What happens after we die has of course always been no more than conjecture. Yet Kabbalah, the Jewish mystical tradition, gave us some insight based on ancient beliefs. We’ve been taught that immediately after death we see a great, beautiful and warm light at the end of a long tunnel to which we seem to be traveling. As we do so we are amazed to suddenly see a visual review of our lives passing before our eyes as if witnessing it in a movie. Events that took years flash by in seconds and yet we remember and understand them. And it is then that we have the most profound emotions, both of joy and of sorrow.

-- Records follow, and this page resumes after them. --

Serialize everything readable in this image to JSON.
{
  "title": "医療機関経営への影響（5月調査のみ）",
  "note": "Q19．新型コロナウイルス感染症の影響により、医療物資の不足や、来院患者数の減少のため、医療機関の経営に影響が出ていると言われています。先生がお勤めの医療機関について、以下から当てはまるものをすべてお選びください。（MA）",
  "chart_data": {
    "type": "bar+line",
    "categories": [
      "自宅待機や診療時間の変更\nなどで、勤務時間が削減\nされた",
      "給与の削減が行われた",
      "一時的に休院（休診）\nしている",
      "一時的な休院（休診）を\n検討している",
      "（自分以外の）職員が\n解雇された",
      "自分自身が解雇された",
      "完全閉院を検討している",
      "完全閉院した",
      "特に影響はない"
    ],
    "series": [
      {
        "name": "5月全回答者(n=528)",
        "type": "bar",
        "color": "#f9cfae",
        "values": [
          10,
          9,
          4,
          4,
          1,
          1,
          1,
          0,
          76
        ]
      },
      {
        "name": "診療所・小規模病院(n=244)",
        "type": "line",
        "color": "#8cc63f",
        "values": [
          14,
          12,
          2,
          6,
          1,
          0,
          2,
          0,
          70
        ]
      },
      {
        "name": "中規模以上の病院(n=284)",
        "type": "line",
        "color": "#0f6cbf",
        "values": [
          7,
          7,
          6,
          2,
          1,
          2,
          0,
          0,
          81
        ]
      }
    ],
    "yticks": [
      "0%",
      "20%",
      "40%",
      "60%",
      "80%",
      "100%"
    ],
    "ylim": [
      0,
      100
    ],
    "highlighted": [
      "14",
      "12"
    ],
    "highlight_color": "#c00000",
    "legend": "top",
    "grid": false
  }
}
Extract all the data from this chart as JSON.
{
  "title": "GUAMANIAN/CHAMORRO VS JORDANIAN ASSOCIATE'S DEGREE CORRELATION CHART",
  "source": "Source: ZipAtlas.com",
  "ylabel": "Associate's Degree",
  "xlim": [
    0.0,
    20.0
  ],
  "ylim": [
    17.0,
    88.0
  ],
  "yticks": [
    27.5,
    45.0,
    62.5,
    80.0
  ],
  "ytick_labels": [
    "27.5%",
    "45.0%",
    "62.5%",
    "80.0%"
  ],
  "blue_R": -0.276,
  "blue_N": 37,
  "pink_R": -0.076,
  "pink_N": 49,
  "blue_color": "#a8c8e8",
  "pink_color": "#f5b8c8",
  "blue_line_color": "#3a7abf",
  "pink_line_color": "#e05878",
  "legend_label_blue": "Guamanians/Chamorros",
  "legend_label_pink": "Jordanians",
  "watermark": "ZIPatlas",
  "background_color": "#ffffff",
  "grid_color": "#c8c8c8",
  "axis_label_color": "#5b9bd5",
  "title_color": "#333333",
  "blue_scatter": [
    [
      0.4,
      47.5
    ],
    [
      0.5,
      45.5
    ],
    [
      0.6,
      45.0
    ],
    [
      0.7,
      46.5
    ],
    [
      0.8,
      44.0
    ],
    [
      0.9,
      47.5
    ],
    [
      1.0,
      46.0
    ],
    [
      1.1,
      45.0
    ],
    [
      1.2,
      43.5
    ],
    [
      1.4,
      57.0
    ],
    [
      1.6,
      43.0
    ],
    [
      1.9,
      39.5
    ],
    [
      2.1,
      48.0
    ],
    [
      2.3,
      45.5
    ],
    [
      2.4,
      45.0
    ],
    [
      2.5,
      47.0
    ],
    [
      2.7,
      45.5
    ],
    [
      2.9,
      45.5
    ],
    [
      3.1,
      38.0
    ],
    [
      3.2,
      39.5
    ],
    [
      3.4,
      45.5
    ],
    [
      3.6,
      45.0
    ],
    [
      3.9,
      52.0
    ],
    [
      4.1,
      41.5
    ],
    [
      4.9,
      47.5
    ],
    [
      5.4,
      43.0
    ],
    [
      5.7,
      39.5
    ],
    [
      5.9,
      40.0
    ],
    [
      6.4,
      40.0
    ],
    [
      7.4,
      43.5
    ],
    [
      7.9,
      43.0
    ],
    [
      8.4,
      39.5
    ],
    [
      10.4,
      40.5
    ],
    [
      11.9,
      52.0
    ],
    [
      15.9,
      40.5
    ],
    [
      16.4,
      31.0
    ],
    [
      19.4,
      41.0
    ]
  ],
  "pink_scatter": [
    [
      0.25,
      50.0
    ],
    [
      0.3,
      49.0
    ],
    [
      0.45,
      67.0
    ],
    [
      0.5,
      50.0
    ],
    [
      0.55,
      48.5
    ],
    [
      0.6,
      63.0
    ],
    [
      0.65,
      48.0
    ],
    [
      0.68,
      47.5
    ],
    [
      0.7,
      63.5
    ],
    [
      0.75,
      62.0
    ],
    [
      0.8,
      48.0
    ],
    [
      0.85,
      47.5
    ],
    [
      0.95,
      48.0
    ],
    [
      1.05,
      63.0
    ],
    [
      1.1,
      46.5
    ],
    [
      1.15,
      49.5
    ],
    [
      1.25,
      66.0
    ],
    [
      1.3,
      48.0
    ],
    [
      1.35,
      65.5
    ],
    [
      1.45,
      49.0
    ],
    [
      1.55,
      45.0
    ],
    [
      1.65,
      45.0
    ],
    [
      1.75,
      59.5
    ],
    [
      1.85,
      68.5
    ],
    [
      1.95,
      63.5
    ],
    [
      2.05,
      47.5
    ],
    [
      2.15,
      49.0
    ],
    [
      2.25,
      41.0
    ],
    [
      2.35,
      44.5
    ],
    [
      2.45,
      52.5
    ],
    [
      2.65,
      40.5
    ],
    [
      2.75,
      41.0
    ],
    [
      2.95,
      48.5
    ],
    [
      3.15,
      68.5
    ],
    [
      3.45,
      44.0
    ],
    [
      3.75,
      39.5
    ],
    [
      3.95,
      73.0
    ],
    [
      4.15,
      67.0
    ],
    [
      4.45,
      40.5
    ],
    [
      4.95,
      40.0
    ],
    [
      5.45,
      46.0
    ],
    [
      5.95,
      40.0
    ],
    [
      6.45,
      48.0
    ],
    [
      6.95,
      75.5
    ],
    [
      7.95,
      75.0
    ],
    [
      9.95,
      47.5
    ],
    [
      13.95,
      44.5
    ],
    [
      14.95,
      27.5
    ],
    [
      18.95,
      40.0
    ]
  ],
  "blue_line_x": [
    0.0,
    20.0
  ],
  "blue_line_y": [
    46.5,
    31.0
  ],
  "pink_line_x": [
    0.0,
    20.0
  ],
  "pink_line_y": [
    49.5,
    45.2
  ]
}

When we recollect moments of spiritual achievements, of kindness to others, of study and of sanctity we are filled with a happiness beyond earthly compare. When, however, we are shown actions of sinfulness, of unethical behavior, of transgressions between ourselves and God as well as with fellow human beings, we are overwhelmed with shame. It is an overpowering embarrassment our souls feel as we are about to face our Creator with the visual evidence of our great failings. That is perhaps the most painful punishment awaiting us in what we call hell – our being forced to confront an undeniable tape of our sins.

Knowing that the divine camera records our every move should motivate us to do what’s right.

For what it’s worth, the voluminous literature on what is called near-death experiences – people brought back to life ever having been declared dead – is filled with descriptions very similar to that which has been taught for centuries by Kabbalah. The divine movie of our lives filmed in heaven is one we are all destined to view as soon as we leave our mortal remains.

Surely that knowledge ought to have profound bearing on the way in which we lead our lives at present. Knowing that the divine camera records our every move should motivate us to do what’s right.

How fitting for us to remember before the High Holy days when we stand in judgment before God that our deeds, both the good and the bad, are viewed by the Almighty and by ourselves at the end of our days. And the consequences of our visual record are at least as serious as what happened to Ray Rice when he failed to take note of the man-made camera in the elevator.